La fermer ou la ramener ?

Premier dimanche du confinement, la rocade de Bordeaux quasiment vide, 22 mars 2020.

Crise sanitaire, crise économique. Je ne reviens pas sur la confusion entre gestion de la crise et communication de crise à laquelle nous assistons quotidiennement. Je m’en tiens à me poser une question technique, celle que se posent beaucoup de praticiens de la communication, celle que se posent les responsables territoriaux et les responsables économiques avec lesquels j’échange ces jours-ci. Faut-il communiquer en période de fortes turbulences comme celles que nous traversons ? 

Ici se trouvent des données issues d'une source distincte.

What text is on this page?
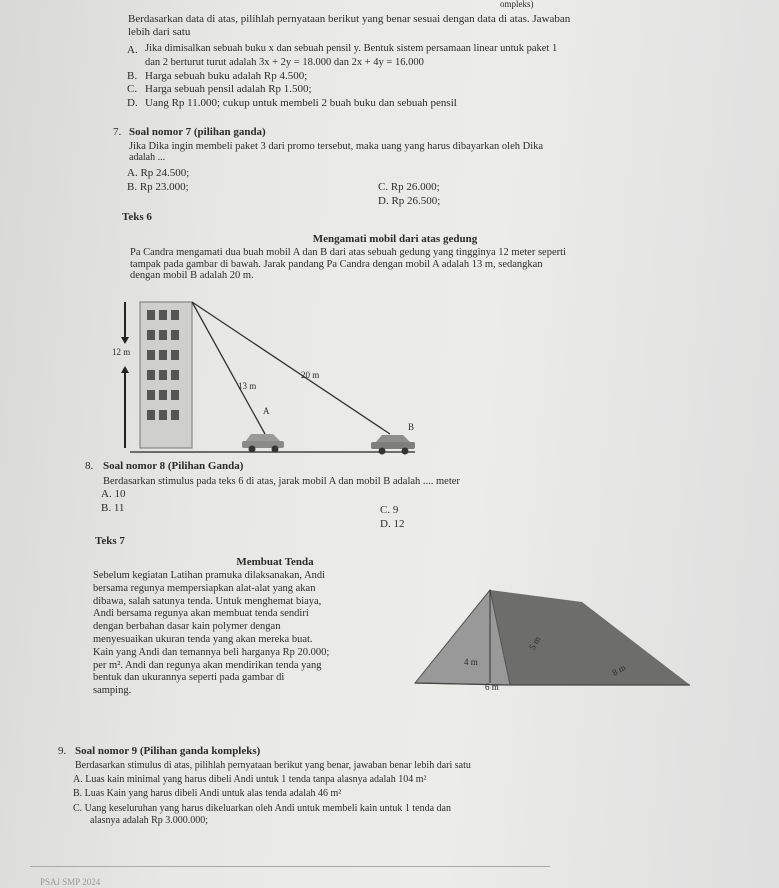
ompleks)
Berdasarkan data di atas, pilihlah pernyataan berikut yang benar sesuai dengan data di atas. Jawaban
lebih dari satu
A. Jika dimisalkan sebuah buku x dan sebuah pensil y. Bentuk sistem persamaan linear untuk paket 1
dan 2 berturut turut adalah 3x + 2y = 18.000 dan 2x + 4y = 16.000
B. Harga sebuah buku adalah Rp 4.500;
C. Harga sebuah pensil adalah Rp 1.500;
D. Uang Rp 11.000; cukup untuk membeli 2 buah buku dan sebuah pensil
7. Soal nomor 7 (pilihan ganda)
Jika Dika ingin membeli paket 3 dari promo tersebut, maka uang yang harus dibayarkan oleh Dika
adalah ...
A. Rp 24.500;
B. Rp 23.000;	C. Rp 26.000;
D. Rp 26.500;
Teks 6
Mengamati mobil dari atas gedung
Pa Candra mengamati dua buah mobil A dan B dari atas sebuah gedung yang tingginya 12 meter seperti
tampak pada gambar di bawah. Jarak pandang Pa Candra dengan mobil A adalah 13 m, sedangkan
dengan mobil B adalah 20 m.
12 m
13 m
20 m
A
B
8. Soal nomor 8 (Pilihan Ganda)
Berdasarkan stimulus pada teks 6 di atas, jarak mobil A dan mobil B adalah .... meter
A. 10
B. 11	C. 9
D. 12
Teks 7
Membuat Tenda
Sebelum kegiatan Latihan pramuka dilaksanakan, Andi
bersama regunya mempersiapkan alat-alat yang akan
dibawa, salah satunya tenda. Untuk menghemat biaya,
Andi bersama regunya akan membuat tenda sendiri
dengan berbahan dasar kain polymer dengan
menyesuaikan ukuran tenda yang akan mereka buat.
Kain yang Andi dan temannya beli harganya Rp 20.000;
per m². Andi dan regunya akan mendirikan tenda yang
bentuk dan ukurannya seperti pada gambar di
samping.
4 m
5 m
6 m
8 m
9. Soal nomor 9 (Pilihan ganda kompleks)
Berdasarkan stimulus di atas, pilihlah pernyataan berikut yang benar, jawaban benar lebih dari satu
A. Luas kain minimal yang harus dibeli Andi untuk 1 tenda tanpa alasnya adalah 104 m²
B. Luas Kain yang harus dibeli Andi untuk alas tenda adalah 46 m²
C. Uang keseluruhan yang harus dikeluarkan oleh Andi untuk membeli kain untuk 1 tenda dan
alasnya adalah Rp 3.000.000;
PSAJ SMP 2024
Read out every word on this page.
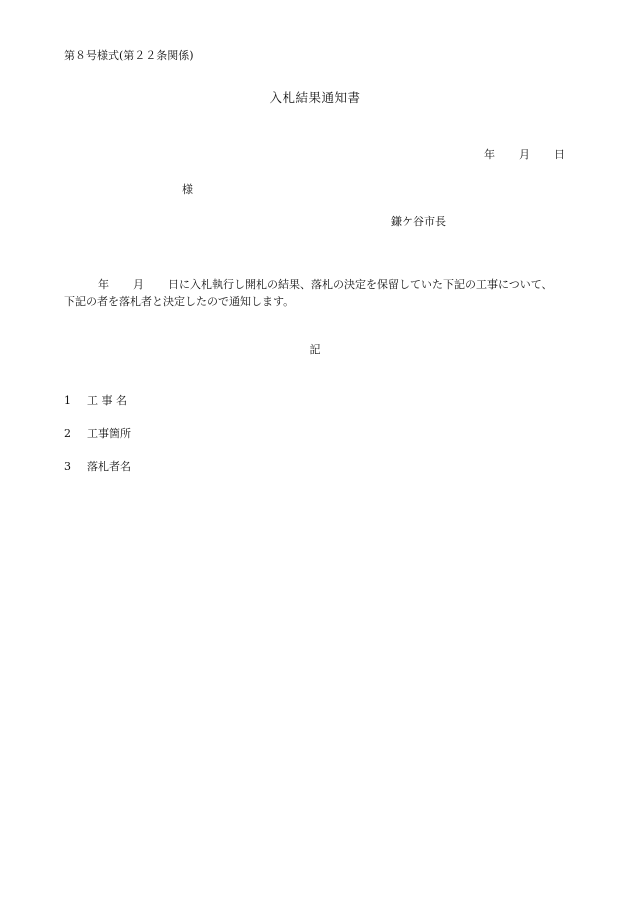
第８号様式(第２２条関係)
入札結果通知書
年 月 日
様
鎌ケ谷市長
年 月 日に入札執行し開札の結果、落札の決定を保留していた下記の工事について、
下記の者を落札者と決定したので通知します。
記
1 工 事 名
2 工事箇所
3 落札者名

Certes, la tentation est grande de faire le dos rond en attendant que ça se passe. Marcel Bleustein-Blanchet, le fondateur de l’agence Publicis, avait une formule à ce sujet. Il disait : “Les firmes ou les marques qui commettent l’erreur de se laisser oublier quand tout va mal en seront durement pénalisées quand tout ira bien de nouveau.” Le moment de sidération étant passé, oui il faut renouer le fil du dialogue avec ses parties prenantes.

Ramener la confiance est naturellement la première urgence. Confiance en soi, confiance en nous, confiance entre nous ; nous partons de loin car la situation était déjà critique comme le baromètre annuel du Cevipof nous le montrait.

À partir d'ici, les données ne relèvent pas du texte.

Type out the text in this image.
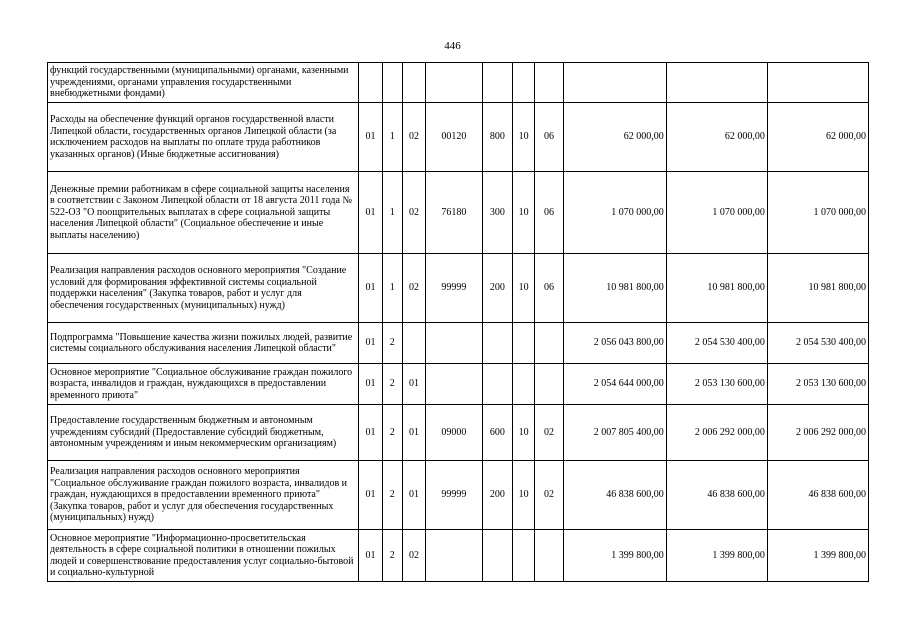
446
функций государственными (муниципальными) органами, казенными учреждениями, органами управления государственными внебюджетными фондами)										
Расходы на обеспечение функций органов государственной власти Липецкой области, государственных органов Липецкой области (за исключением расходов на выплаты по оплате труда работников указанных органов) (Иные бюджетные ассигнования)	01	1	02	00120	800	10	06	62 000,00	62 000,00	62 000,00
Денежные премии работникам в сфере социальной защиты населения в соответствии с Законом Липецкой области от 18 августа 2011 года № 522-ОЗ "О поощрительных выплатах в сфере социальной защиты населения Липецкой области" (Социальное обеспечение и иные выплаты населению)	01	1	02	76180	300	10	06	1 070 000,00	1 070 000,00	1 070 000,00
Реализация направления расходов основного мероприятия "Создание условий для формирования эффективной системы социальной поддержки населения" (Закупка товаров, работ и услуг для обеспечения государственных (муниципальных) нужд)	01	1	02	99999	200	10	06	10 981 800,00	10 981 800,00	10 981 800,00
Подпрограмма "Повышение качества жизни пожилых людей, развитие системы социального обслуживания населения Липецкой области"	01	2						2 056 043 800,00	2 054 530 400,00	2 054 530 400,00
Основное мероприятие "Социальное обслуживание граждан пожилого возраста, инвалидов и граждан, нуждающихся в предоставлении временного приюта"	01	2	01					2 054 644 000,00	2 053 130 600,00	2 053 130 600,00
Предоставление государственным бюджетным и автономным учреждениям субсидий (Предоставление субсидий бюджетным, автономным учреждениям и иным некоммерческим организациям)	01	2	01	09000	600	10	02	2 007 805 400,00	2 006 292 000,00	2 006 292 000,00
Реализация направления расходов основного мероприятия "Социальное обслуживание граждан пожилого возраста, инвалидов и граждан, нуждающихся в предоставлении временного приюта" (Закупка товаров, работ и услуг для обеспечения государственных (муниципальных) нужд)	01	2	01	99999	200	10	02	46 838 600,00	46 838 600,00	46 838 600,00
Основное мероприятие "Информационно-просветительская деятельность в сфере социальной политики в отношении пожилых людей и совершенствование предоставления услуг социально-бытовой и социально-культурной	01	2	02					1 399 800,00	1 399 800,00	1 399 800,00
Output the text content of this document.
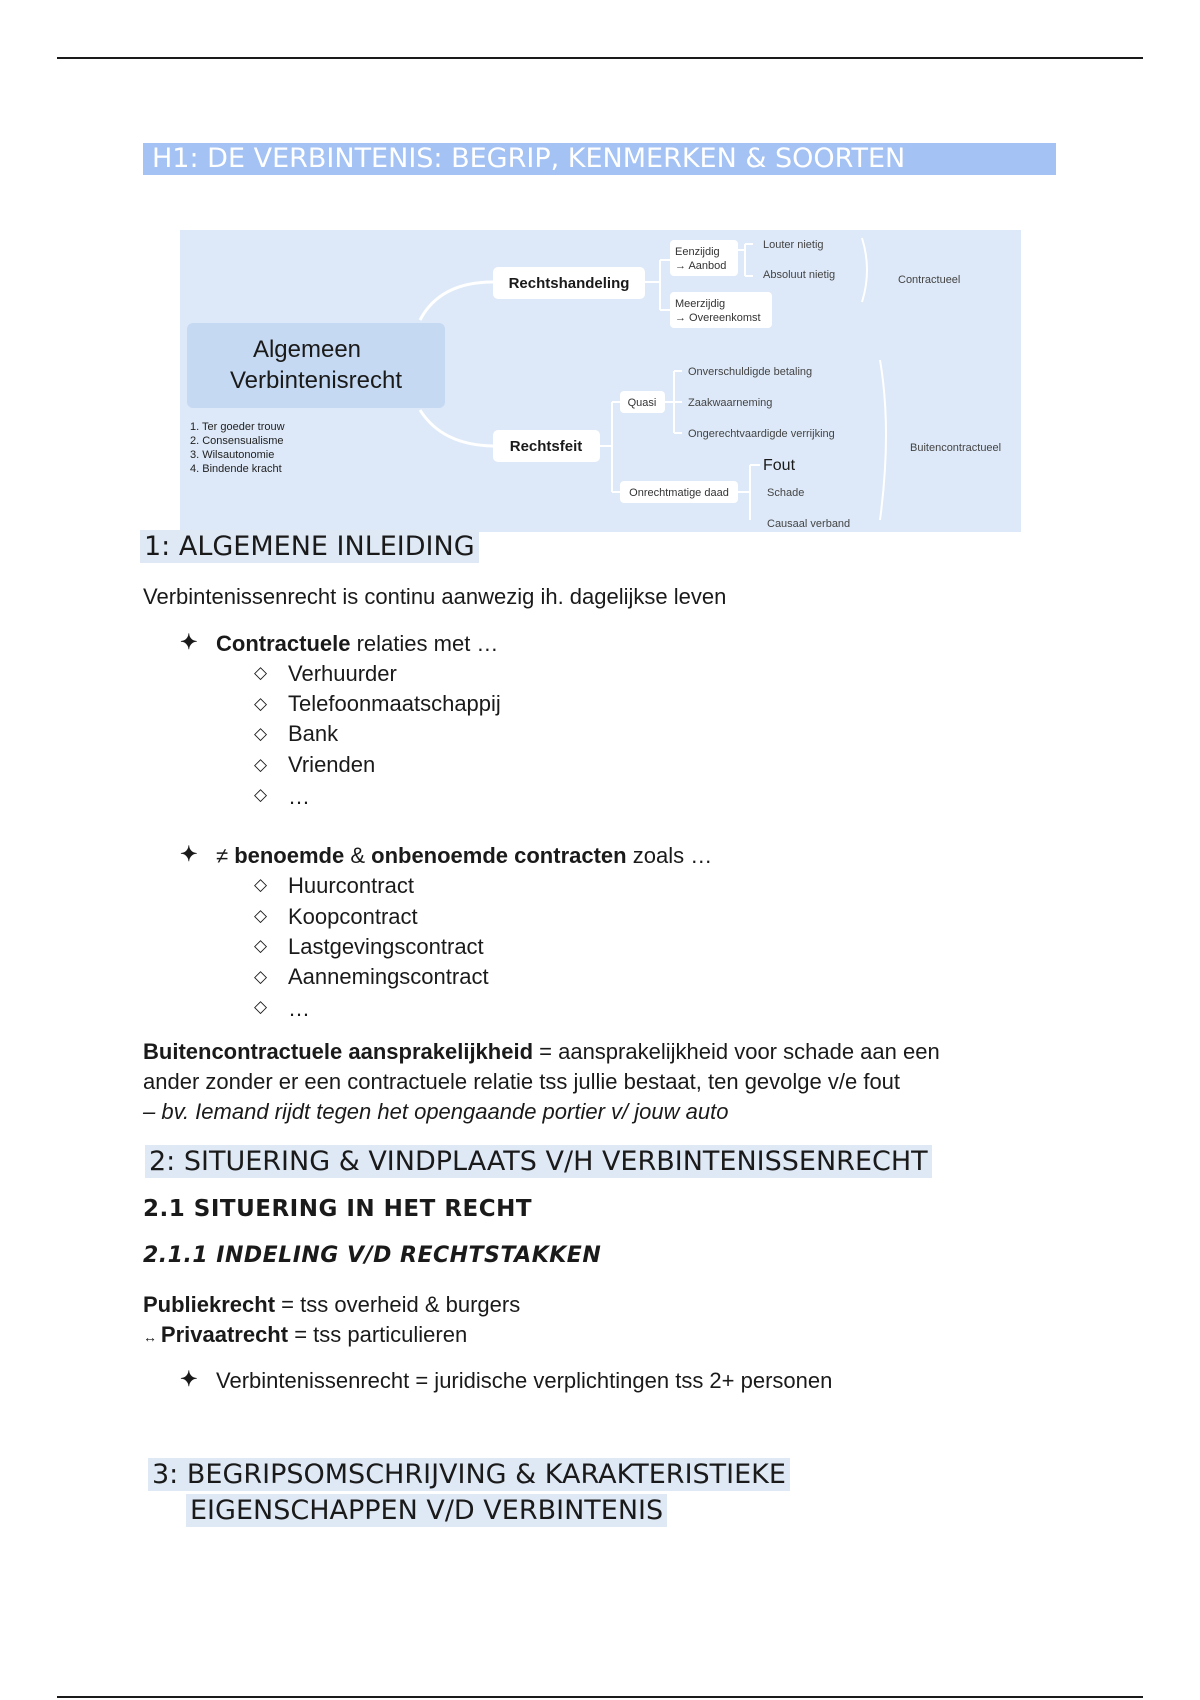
H1: DE VERBINTENIS: BEGRIP, KENMERKEN & SOORTEN
Algemeen
Verbintenisrecht
1. Ter goeder trouw
2. Consensualisme
3. Wilsautonomie
4. Bindende kracht
Rechtshandeling
Rechtsfeit
Eenzijdig
→ Aanbod
Meerzijdig
→ Overeenkomst
Louter nietig
Absoluut nietig	Contractueel
Quasi
Onverschuldigde betaling
Zaakwaarneming
Ongerechtvaardigde verrijking
Onrechtmatige daad
Fout
Schade
Causaal verband
Buitencontractueel
1: ALGEMENE INLEIDING
Verbintenissenrecht is continu aanwezig ih. dagelijkse leven
✦ Contractuele relaties met …
◇ Verhuurder
◇ Telefoonmaatschappij
◇ Bank
◇ Vrienden
◇ …
✦ ≠ benoemde & onbenoemde contracten zoals …
◇ Huurcontract
◇ Koopcontract
◇ Lastgevingscontract
◇ Aannemingscontract
◇ …
Buitencontractuele aansprakelijkheid = aansprakelijkheid voor schade aan een
ander zonder er een contractuele relatie tss jullie bestaat, ten gevolge v/e fout
– bv. Iemand rijdt tegen het opengaande portier v/ jouw auto
2: SITUERING & VINDPLAATS V/H VERBINTENISSENRECHT
2.1 SITUERING IN HET RECHT
2.1.1 INDELING V/D RECHTSTAKKEN
Publiekrecht = tss overheid & burgers
↔ Privaatrecht = tss particulieren
✦ Verbintenissenrecht = juridische verplichtingen tss 2+ personen
3: BEGRIPSOMSCHRIJVING & KARAKTERISTIEKE
EIGENSCHAPPEN V/D VERBINTENIS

Personne ne refuse à la communication le droit de chercher à convaincre – au service d’une entreprise, d’un projet, d’une idée. Mais peut-être faut-il qu’elle renoue avec ce qu’elle est sensée être : pas une simple mise en forme de messages, mais une démarche complexe qui se fonde sur l’écoute, qui s’exprime dans un registre et des formes légitimes et qui s’efforce d’évaluer son propre impact.

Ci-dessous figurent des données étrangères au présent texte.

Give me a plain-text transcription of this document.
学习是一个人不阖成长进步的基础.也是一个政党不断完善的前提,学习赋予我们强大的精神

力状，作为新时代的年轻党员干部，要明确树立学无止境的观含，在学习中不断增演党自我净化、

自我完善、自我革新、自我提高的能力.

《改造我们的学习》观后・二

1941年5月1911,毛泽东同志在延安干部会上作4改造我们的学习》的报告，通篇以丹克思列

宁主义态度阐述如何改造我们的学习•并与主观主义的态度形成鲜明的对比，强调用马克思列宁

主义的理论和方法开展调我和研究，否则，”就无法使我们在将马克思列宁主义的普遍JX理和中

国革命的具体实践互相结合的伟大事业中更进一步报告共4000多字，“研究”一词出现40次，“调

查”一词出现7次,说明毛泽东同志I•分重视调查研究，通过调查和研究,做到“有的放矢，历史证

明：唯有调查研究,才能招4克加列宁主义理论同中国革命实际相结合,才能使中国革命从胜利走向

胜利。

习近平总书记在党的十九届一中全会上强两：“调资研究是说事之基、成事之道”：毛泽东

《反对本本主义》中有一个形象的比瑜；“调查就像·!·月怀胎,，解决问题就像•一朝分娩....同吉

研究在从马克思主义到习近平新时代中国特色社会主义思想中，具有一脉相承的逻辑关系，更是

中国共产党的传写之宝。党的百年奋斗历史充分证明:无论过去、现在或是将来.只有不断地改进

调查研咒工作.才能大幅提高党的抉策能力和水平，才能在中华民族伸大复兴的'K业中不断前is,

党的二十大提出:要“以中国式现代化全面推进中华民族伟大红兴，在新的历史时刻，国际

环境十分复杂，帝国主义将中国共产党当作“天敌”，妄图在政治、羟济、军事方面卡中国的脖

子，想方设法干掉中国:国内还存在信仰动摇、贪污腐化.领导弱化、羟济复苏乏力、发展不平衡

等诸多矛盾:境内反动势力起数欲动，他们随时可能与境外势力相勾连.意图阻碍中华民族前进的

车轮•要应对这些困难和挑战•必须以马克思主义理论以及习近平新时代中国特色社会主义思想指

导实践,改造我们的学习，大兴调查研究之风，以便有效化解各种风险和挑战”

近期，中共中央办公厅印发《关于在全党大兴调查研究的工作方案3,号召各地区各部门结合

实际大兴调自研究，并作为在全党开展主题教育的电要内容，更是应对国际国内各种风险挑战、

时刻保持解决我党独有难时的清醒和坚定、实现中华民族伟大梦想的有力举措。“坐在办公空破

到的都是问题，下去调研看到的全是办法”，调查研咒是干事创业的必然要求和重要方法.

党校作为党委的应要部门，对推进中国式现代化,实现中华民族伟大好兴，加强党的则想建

Certes nous saurons être audibles puisque nous en avons les moyens à travers les multiples canaux qui s’offrent à nous. Mais saurons nous être entendus ? Au-delà du classique vu, lu, plu, serons nous tout simplement crus ? Pour cela à mon avis deux nécessités : d’abord s’exprimer avec sincérité et dans son propre domaine ; ensuite, (dé)montrer qu’on est dans l’action, dans la tenue des engagements, dans la réponse. Et bien sûr s’interdire de donner des leçons, oublier la tendance à se draper de plumes du paon et éviter les à-peu-près, les rodomontades, l’amalgame, la mauvaise foi ou l’exposition de bonne conscience. Faisons vivre réellement les mots qui nous tiennent lieu de mantra – la bienveillance, l’agilité, l’inclusion -. Cela n’est en rien incompatible, au contraire, avec la créativité et l’inventivité.

PS. Après ces beaux propos, j’avais prévu de conclure en quelques lignes en faisant subtilement le lien avec une agence de communication qui a fait de la posture décrite ci-dessus une doxa, bref d’en faire la pub sous de beaux oripeaux moraux. Me relisant je m’aperçois que cela va exactement à l’inverse ce que j’essaye d’expliquer. J’ai donc supprimé ce paragraphe.